Por adriano.araujo

Rio - As recentes manifestações populares que tomam o Brasil desde junho estão mexendo com Milton Nascimento. “Está acontecendo de novo!”, comemora o autor de ‘Coração de Estudante’, canção transformada em hino da reivindicação pelas eleições diretas nos anos 80. “Nunca pensei que veria tão cedo algo parecido com aquela multidão nas ruas. Fiquei tão feliz que fiz shows vestindo uma camisa com a inscrição ‘não é pelos R$ 0,20’”.

Isso foi depois de comemorar seus 50 anos de carreira, em um tranquilo mês de novembro, no ano passado, no palco do Vivo Rio. O registro do show acaba de sair no CD e DVD ‘Uma Travessia’, com participação dos velhos amigos Lô Borges e Wagner Tiso (este, o coautor, com Milton, de ‘Coração de Estudante’).

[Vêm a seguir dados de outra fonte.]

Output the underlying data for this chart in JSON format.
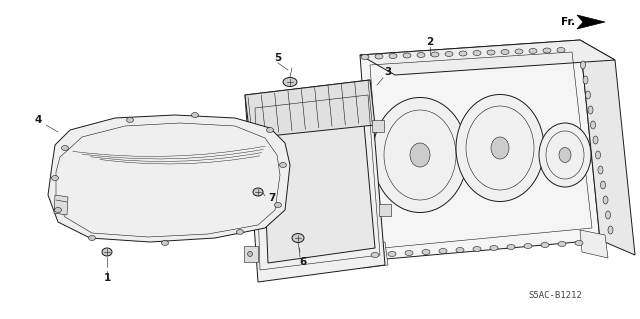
{
  "bg_color": "#ffffff",
  "line_color": "#1a1a1a",
  "ref_code": "S5AC-B1212",
  "fr_label": "Fr.",
  "lw": 0.7,
  "thin_lw": 0.4,
  "label_fontsize": 7.5
}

“Fizemos a música, inicialmente instrumental, para o filme ‘Jango’, do Silvio Tendler”, detalha o cantor. “Quando assisti, me bateu uma saudade de quando trabalhei com a UNE (União Nacional dos Estudantes). Na mesma época, um jovem estudante amigo meu que morava em Roma veio passar uns dias na minha casa. Assim que chegou, dormiu, de tão cansado. Essa imagem dele deitado, com as sensações do filme, me inspiraram a escrever a letra”.

Milton Nascimento na sala de sua casa%2C no ItanhangáMaíra Coelho / Agência O Dia

Falando de amigos, Milton logo lembra de outro, para quem fez a conhecidíssima ‘Canção da América’ (“Amigo é coisa pra se guardar...”). “Foi para o músico Ricky Fataar, que tocou com nomes como Beach Boys e Jeff Beck. Fiz em Los Angeles, quando tinha perdido o contato com ele. Até que um dia, em Londres, no camarim de um show meu, me falam que o Eric Clapton estava do lado de fora. Na hora autorizei ele a entrar, e quem estava junto? O Ricky! A partir daí, nunca mais perdemos contato”.

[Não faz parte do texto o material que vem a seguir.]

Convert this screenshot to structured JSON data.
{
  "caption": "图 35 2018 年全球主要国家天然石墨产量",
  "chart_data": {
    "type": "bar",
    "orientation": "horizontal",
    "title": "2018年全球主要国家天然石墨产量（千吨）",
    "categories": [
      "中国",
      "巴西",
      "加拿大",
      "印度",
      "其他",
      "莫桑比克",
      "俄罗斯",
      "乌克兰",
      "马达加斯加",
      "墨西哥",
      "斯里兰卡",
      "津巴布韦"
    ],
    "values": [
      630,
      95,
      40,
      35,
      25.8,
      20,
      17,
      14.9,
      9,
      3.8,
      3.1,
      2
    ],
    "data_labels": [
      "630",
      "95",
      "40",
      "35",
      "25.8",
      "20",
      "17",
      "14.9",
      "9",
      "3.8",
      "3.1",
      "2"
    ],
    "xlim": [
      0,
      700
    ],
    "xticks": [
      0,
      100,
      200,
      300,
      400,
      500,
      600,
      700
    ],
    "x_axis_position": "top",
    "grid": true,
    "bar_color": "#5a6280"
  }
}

É da natureza de Milton Nascimento comandar o movimento, seja o musical, do seu lendário Clube da Esquina, ou o político, da luta pela democracia. As manifestações atuais só não tiveram força suficiente para inspirar o artista de 70 anos, que atestou em sua música que ‘os sonhos não envelhecem’, a compor uma canção sobre o momento: “Não tenho feito nenhuma nova, sobre nada. Por enquanto, estou só cantando”, descarta.

Milton em livro

Neste mesmo mês em que sai o DVD no qual o cantor e compositor passa a limpo a carreira musical ao vivo, sua vida e obra também são contadas em livro. Chico Amaral, letrista do grupo mineiro Skank, lança ‘A Música de Milton Nascimento’ na próxima quarta-feira, na Livraria da Travessa de Ipanema, com presença do próprio homenageado.

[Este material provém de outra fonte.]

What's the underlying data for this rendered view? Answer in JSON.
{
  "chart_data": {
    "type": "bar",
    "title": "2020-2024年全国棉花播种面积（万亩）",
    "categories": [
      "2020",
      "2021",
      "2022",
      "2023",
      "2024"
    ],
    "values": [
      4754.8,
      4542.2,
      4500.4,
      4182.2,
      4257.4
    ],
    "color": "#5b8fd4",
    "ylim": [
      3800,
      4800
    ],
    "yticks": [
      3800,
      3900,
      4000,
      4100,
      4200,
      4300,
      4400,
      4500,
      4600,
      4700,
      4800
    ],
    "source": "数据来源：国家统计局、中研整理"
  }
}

“Se fosse apenas cantor ou compositor, Milton já estaria na história de nossa música. Ocorre que ele é as duas coisas em altíssimo nível”, elogia o autor. O livro vem ainda com um DVD com um papo exclusivo com Milton em sua casa.

Menino do Rio

Milton Nascimento não é mineiro, como muita gente acha. “Sou ‘mineiroca’”, apressa-se ele em classificar a sua naturalidade, mistura de mineiro com carioca. “Nasci no Rio de Janeiro, mas fui para Minas com dois anos de idade e só voltei aos 20”, explica ele.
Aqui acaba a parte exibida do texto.